“One punch doesn’t make Marquez the better boxer” - Roach
By Eddie Alinea
Fri, 14 Dec 2012
SAN FRANCISCO (PNA via PCSO)- The saga of the nine-year long Manny Pacquiao-Juan Manuel Marquez rivalry continues.
This is because, the eight-division world boxing champion's sixth round knockout loss to the Mexican icon meant nothing as far the question as to which of the two top pound-for-pound fighters was better , according to Pacquiao's chief trainer Freddie Roach.
"The doubts that punctuated the two boxers' previous fights remain," Roach told People's Journal in an interview Tuesday at his Wild Card Gym where Pacquiao had pitched camp prior to his fourth fight with Marquez held last Saturday at the MGM Grand Arena in Las Vegas.
"Had Manny won, that would have finally put an end to that nagging question because, remember Manny led 2-0-1 after three fights," Roach reasoned out in reference to the Filipino's win-loss-draw slate before Saturday's bout. "A victory for Manny would have improved his record to 3-0-1, which to me was the result needed that would have left no doubt on everybody's mind who the better is between the two."
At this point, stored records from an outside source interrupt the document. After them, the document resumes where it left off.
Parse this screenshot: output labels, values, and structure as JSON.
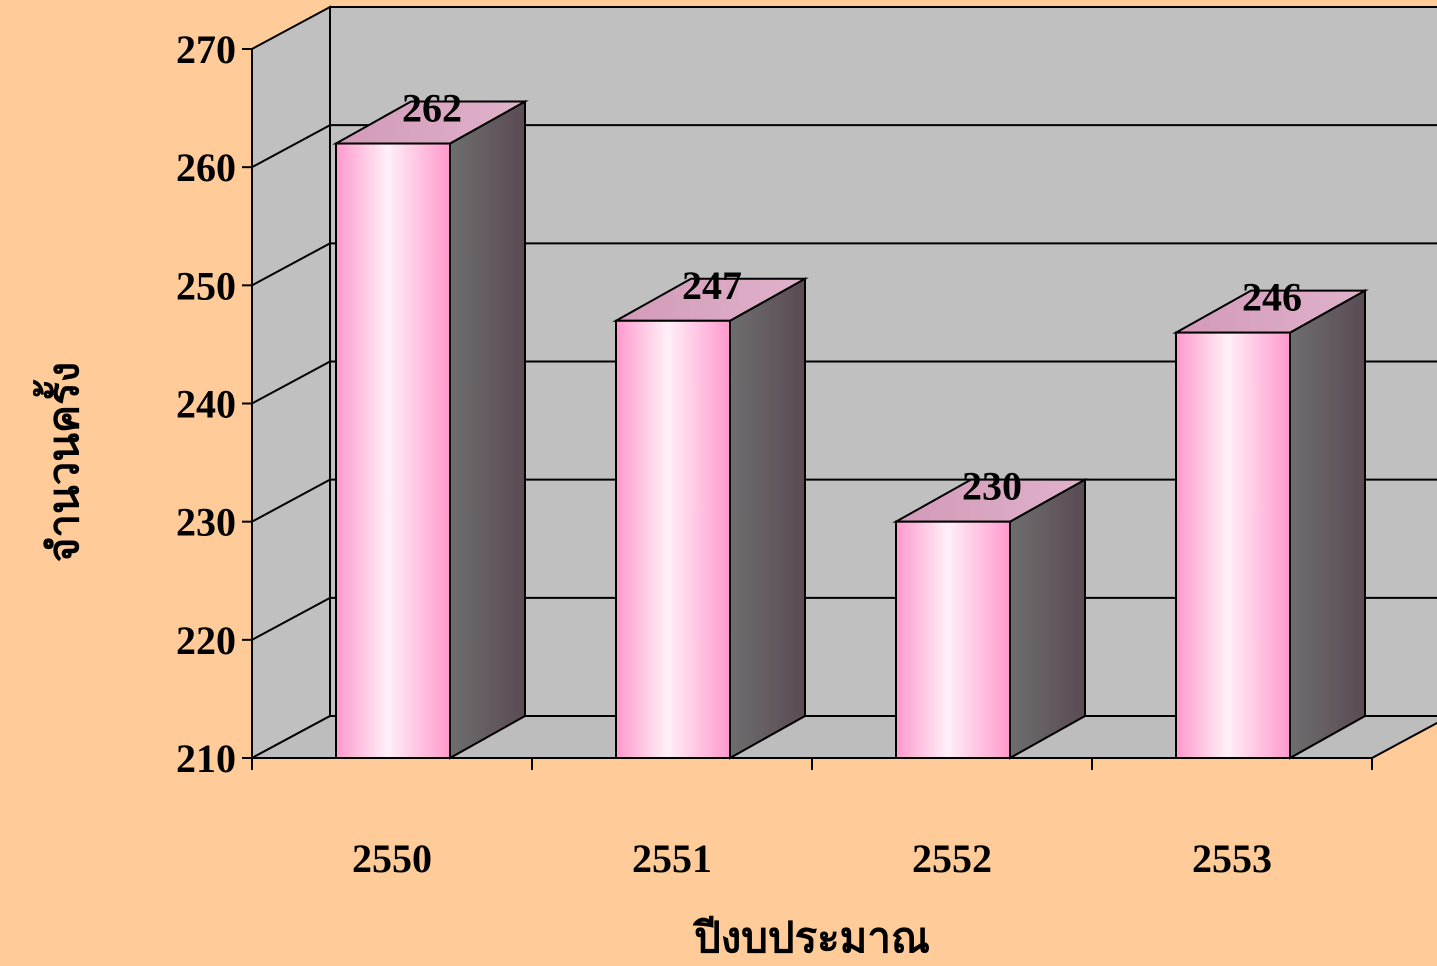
{
  "chart_data": {
    "type": "bar",
    "style": "3d-column",
    "categories": [
      "2550",
      "2551",
      "2552",
      "2553"
    ],
    "values": [
      262,
      247,
      230,
      246
    ],
    "data_labels": [
      "262",
      "247",
      "230",
      "246"
    ],
    "xlabel": "ปีงบประมาณ",
    "ylabel": "จำนวนครั้ง",
    "ylim": [
      210,
      270
    ],
    "yticks": [
      210,
      220,
      230,
      240,
      250,
      260,
      270
    ],
    "ytick_labels": [
      "210",
      "220",
      "230",
      "240",
      "250",
      "260",
      "270"
    ],
    "grid": true,
    "legend": "none"
  },
  "colors": {
    "background": "#FFCC99",
    "wall": "#C0C0C0",
    "bar_front_center": "#FFF0F8",
    "bar_front_edge": "#FF99CC",
    "bar_side": "#6E6E6E",
    "bar_top": "#D29AB8",
    "gridline": "#000000"
  }
}
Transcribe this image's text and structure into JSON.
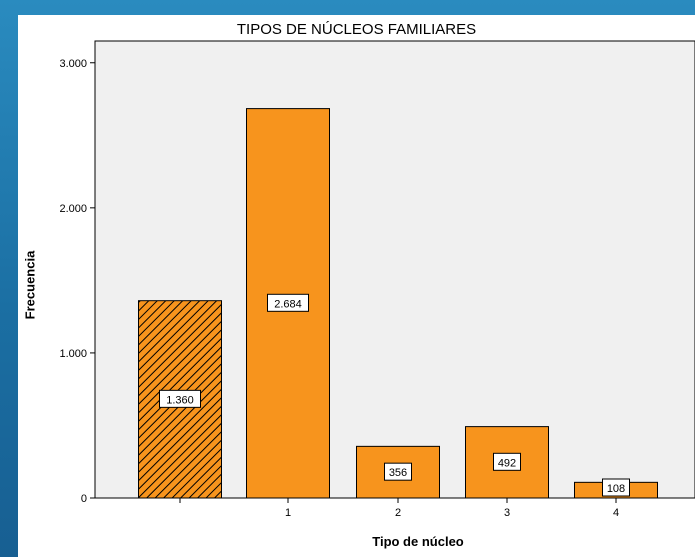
{
  "chart_data": {
    "type": "bar",
    "title": "TIPOS DE NÚCLEOS FAMILIARES",
    "xlabel": "Tipo de núcleo",
    "ylabel": "Frecuencia",
    "categories": [
      "",
      "1",
      "2",
      "3",
      "4"
    ],
    "values": [
      1360,
      2684,
      356,
      492,
      108
    ],
    "data_labels": [
      "1.360",
      "2.684",
      "356",
      "492",
      "108"
    ],
    "y_ticks": [
      0,
      1000,
      2000,
      3000
    ],
    "y_tick_labels": [
      "0",
      "1.000",
      "2.000",
      "3.000"
    ],
    "ylim": [
      0,
      3150
    ],
    "grid": false,
    "colors": {
      "bar": "#f7941d",
      "bar_stroke": "#000000",
      "hatch_bar_fill": "#f7941d",
      "hatch_line": "#000000",
      "plot_bg": "#f0f0f0"
    },
    "hatched_category_index": 0
  }
}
Asked if Marquez was the better boxer even in that fateful night, the five-time Hall of Fame inductee retorted: "I would not even agree to that. Manny was dominating and leading when Marquez delivered that knockout punch."
"One punch made everything, that's what happened," the 52-year-old boxing guru said. "Marquez only got lucky. One punch doesn't make one a better boxer. I don't think so."
Roach admitted what happened was a mistake committed by Pacquiao, adding his prized pupil of 12 years himself admitted the error in their talk at the Los Angeles International Airport before Pacquiao and his team left for Manila last Monday night.
"Manny told me he knew he's got Marquez when the sound signifying the last 10 seconds of the round sixth came, Roach recalled. "He turned too eager to finish Marquez off but was too far a distance to make a connection. He instead got into Marquez's right after a miss. And that's it."
"Only a second left of the round. Had it ended with both of them standing, Manny could have increased his lead in the scorecard and could succeeded in knocking out Marquez in the next round or even in the eighth because his nose was broken and blood coming out from it heavily," he noted.
"No one's to blame for what happened. We had a good camp. Manny's in top shape and he was doing what he's supposed to do during the fight, executing what we planned," Roach said in defending his ward against criticism the former pound-for-pound king did not prepare enough for the fight.
"They are even blaming Manny for pretending to interview Larry Merchant on the night before the fight. But that's what he is. Manny's a happy and jolly guy," he stressed.
"Many things, you know, can happen in boxing," he said. "Sometimes, you see, you're in control of the fight, then you suffer a cut, accidental or otherwise, and you lose. That hurts, but you don't have any control in those."
"We call them breaks of the game, which often go even to the best of them. Victims must have to live with them," Roach remarked. "If one ends up at the losing end of the breaks, what he can do is just accept them. Move on, learn his lesson come back in the next fight."